Under perfect competition advertising is unnecessary while a monopolist may find some
advertising to be profitable when his product is new or when there exist a large number of
potential consumers who have never tried his product earlier. But according to Prof. Baumol,
“under oligopoly, advertising can become a life-and-death matter where a firm which fails to
keep up with the advertising budget of its competitors may find its customers drifting off to rival
products.”
3. Group behavior:
In oligopoly, the most relevant aspect is the behavior of the group. There can be two firms in the
group, or three or five or even fifteen, but not a few hundred. Whatever the number, it is quite
small so that each firm knows that its actions will have some effect on other firms in the group.

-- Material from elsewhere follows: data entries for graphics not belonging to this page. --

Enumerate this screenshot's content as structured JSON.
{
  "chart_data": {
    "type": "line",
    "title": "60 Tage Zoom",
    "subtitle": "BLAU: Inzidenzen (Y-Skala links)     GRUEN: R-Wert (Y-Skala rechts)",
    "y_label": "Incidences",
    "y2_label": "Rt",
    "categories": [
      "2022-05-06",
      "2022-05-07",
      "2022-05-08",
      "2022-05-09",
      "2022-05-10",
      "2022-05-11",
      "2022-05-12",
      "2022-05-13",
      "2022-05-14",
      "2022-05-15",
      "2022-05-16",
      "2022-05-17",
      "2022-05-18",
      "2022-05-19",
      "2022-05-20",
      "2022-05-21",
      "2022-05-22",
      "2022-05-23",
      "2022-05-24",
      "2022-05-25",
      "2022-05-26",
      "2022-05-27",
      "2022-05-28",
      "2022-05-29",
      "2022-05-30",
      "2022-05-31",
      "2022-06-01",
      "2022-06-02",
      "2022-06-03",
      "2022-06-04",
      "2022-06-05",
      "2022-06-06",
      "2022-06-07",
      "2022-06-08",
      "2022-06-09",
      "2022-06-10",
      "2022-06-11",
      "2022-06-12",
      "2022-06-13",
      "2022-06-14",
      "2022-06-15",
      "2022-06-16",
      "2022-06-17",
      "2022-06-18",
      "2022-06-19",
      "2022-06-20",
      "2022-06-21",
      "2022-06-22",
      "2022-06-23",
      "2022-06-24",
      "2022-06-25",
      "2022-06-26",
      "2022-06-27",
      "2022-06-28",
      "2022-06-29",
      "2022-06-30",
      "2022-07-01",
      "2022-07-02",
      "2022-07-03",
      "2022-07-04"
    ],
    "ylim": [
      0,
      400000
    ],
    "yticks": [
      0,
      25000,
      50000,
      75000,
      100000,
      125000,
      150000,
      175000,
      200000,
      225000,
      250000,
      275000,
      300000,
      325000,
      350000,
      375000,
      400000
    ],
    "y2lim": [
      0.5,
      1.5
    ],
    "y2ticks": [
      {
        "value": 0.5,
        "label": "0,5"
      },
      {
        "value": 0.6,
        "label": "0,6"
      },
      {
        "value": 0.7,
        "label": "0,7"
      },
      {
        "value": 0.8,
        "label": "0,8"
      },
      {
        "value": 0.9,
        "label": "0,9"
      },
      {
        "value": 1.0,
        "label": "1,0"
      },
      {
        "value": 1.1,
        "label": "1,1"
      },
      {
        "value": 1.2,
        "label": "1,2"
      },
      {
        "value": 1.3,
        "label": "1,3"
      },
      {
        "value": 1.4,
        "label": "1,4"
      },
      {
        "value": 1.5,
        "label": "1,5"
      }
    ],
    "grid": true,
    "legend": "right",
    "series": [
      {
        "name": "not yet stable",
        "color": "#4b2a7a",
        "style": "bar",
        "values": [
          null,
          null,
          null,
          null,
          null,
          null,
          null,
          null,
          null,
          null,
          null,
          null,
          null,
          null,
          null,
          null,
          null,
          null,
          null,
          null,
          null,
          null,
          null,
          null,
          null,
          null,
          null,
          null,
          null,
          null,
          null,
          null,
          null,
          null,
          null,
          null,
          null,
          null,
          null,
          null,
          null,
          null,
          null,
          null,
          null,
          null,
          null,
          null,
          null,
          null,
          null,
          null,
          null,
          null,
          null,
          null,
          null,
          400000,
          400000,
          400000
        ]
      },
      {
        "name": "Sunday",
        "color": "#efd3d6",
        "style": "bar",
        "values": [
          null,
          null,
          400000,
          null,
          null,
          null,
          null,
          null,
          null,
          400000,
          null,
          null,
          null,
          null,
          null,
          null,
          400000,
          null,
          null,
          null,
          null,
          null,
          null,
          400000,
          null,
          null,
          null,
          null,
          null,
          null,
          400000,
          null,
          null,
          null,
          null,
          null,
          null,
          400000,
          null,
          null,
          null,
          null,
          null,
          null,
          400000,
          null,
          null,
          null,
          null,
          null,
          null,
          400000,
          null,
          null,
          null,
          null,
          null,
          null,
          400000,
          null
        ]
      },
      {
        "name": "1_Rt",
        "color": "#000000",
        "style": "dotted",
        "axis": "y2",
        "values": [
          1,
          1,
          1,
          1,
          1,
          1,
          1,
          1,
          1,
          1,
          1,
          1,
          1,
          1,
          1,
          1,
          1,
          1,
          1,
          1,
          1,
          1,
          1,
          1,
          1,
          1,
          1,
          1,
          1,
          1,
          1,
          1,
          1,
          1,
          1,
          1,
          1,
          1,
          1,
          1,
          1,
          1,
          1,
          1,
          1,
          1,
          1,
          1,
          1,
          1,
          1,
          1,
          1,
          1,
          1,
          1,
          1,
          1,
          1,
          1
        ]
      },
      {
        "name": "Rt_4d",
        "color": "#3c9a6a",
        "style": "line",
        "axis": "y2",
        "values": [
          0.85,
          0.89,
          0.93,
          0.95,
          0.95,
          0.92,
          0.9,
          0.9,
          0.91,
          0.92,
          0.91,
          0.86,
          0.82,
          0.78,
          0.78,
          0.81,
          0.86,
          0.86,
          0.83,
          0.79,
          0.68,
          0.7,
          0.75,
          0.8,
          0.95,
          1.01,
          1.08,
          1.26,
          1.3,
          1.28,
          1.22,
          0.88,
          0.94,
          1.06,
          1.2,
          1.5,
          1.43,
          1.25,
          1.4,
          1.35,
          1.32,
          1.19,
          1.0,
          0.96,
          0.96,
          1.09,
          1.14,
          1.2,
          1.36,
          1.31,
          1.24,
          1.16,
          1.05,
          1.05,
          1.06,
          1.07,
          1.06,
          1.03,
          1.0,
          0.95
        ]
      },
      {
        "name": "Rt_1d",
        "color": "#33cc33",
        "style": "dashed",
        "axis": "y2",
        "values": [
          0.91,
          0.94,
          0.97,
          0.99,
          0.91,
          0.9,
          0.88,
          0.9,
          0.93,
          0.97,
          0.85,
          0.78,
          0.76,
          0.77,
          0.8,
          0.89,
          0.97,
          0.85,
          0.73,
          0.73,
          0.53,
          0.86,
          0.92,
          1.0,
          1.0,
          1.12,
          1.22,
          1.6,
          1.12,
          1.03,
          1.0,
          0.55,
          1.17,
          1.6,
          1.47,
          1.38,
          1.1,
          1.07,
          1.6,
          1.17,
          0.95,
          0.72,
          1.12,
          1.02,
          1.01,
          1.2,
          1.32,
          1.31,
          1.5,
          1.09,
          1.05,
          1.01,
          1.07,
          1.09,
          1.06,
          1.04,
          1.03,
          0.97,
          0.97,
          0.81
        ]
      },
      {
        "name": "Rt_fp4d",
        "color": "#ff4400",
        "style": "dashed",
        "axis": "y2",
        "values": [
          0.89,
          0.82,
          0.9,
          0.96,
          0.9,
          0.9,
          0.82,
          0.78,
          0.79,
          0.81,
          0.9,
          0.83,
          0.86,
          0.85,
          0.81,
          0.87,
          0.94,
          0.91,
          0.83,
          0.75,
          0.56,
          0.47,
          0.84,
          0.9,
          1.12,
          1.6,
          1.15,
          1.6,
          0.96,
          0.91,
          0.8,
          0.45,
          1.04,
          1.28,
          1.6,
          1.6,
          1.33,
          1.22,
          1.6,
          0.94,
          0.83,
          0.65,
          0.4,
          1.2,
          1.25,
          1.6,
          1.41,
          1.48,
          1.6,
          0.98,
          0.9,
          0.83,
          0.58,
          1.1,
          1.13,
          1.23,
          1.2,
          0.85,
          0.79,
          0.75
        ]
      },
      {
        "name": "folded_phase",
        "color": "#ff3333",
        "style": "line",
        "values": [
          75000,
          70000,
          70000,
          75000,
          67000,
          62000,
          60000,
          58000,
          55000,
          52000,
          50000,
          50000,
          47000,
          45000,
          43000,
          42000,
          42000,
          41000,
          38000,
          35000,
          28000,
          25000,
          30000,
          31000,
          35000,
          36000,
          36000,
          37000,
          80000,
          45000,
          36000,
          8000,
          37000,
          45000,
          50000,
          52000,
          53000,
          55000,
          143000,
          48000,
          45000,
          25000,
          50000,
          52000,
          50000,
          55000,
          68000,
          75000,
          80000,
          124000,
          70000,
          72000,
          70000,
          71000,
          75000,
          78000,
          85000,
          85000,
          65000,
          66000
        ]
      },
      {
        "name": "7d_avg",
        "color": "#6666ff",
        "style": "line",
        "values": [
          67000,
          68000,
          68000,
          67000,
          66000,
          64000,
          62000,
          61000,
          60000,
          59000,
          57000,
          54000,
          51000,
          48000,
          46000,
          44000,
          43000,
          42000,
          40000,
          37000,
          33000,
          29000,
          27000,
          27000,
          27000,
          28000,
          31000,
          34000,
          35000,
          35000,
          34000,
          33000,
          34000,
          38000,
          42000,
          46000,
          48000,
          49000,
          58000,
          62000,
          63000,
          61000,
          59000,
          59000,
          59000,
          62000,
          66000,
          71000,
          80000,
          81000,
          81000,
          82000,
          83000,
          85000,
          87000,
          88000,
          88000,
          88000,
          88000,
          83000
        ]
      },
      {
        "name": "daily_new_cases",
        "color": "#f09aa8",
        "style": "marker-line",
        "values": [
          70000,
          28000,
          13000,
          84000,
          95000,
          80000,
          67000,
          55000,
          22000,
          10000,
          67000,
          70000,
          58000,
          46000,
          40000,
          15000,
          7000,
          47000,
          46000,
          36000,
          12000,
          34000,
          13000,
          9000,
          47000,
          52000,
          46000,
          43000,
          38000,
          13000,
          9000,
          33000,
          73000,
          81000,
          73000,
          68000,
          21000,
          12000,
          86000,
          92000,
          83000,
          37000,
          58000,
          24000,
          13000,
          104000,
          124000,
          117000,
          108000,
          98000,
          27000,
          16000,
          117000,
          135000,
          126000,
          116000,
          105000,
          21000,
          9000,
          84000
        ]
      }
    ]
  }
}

In contrast, under perfect competition there are a large number of firms each attempting to
maximize its profits.
Similar is the situation under monopolistic competition. Under monopoly, there is just one profit
maximizing firm. Whether one considers monopoly or a competitive market, the behavior of a
firm is generally predictable.
In oligopoly, however, this is not possible due to various reasons:
(i) The firms constituting the group may not have a common goal
(ii) The group may or may not have a formal or informal organization with accepted rules of
conduct
(iii) The group may be dominated by a leader but other firms in the group may not follow him in
a uniform manner.
4. Competition:
This leads to another feature of the oligopolistic market, the presence of competition. Since
under oligopoly, there are a few sellers, a move by one seller immediately affects the rivals. So
each seller is always on the alert and keeps a close watch over the moves of its rivals in order to
have a counter-move. This is true competition, “True competition consists of the life of constant
struggle, rival against rival, whom one can only find under oligopoly.”
6. Lack of Uniformity:
Another feature of oligopoly market is the lack of uniformity in the size of firms. Firms differ
considerably in size. Some may be small, others very large. Such a situation is asymmetrical.
This is very common in the American economy. A symmetrical situation with firms of a uniform
size is rare.
7. Existence of Price Rigidity:
In oligopoly situation, each firm has to stick to its price. If any firm tries to reduce its price, the
rival firms will retaliate by a higher reduction in their prices. This will lead to a situation of price
war which benefits none. On the other hand, if any firm increases its price with a view to
increase its profits; the other rival firms will not follow the same. Hence, no firm would like to
reduce the price or to increase the price. The price rigidity will take place.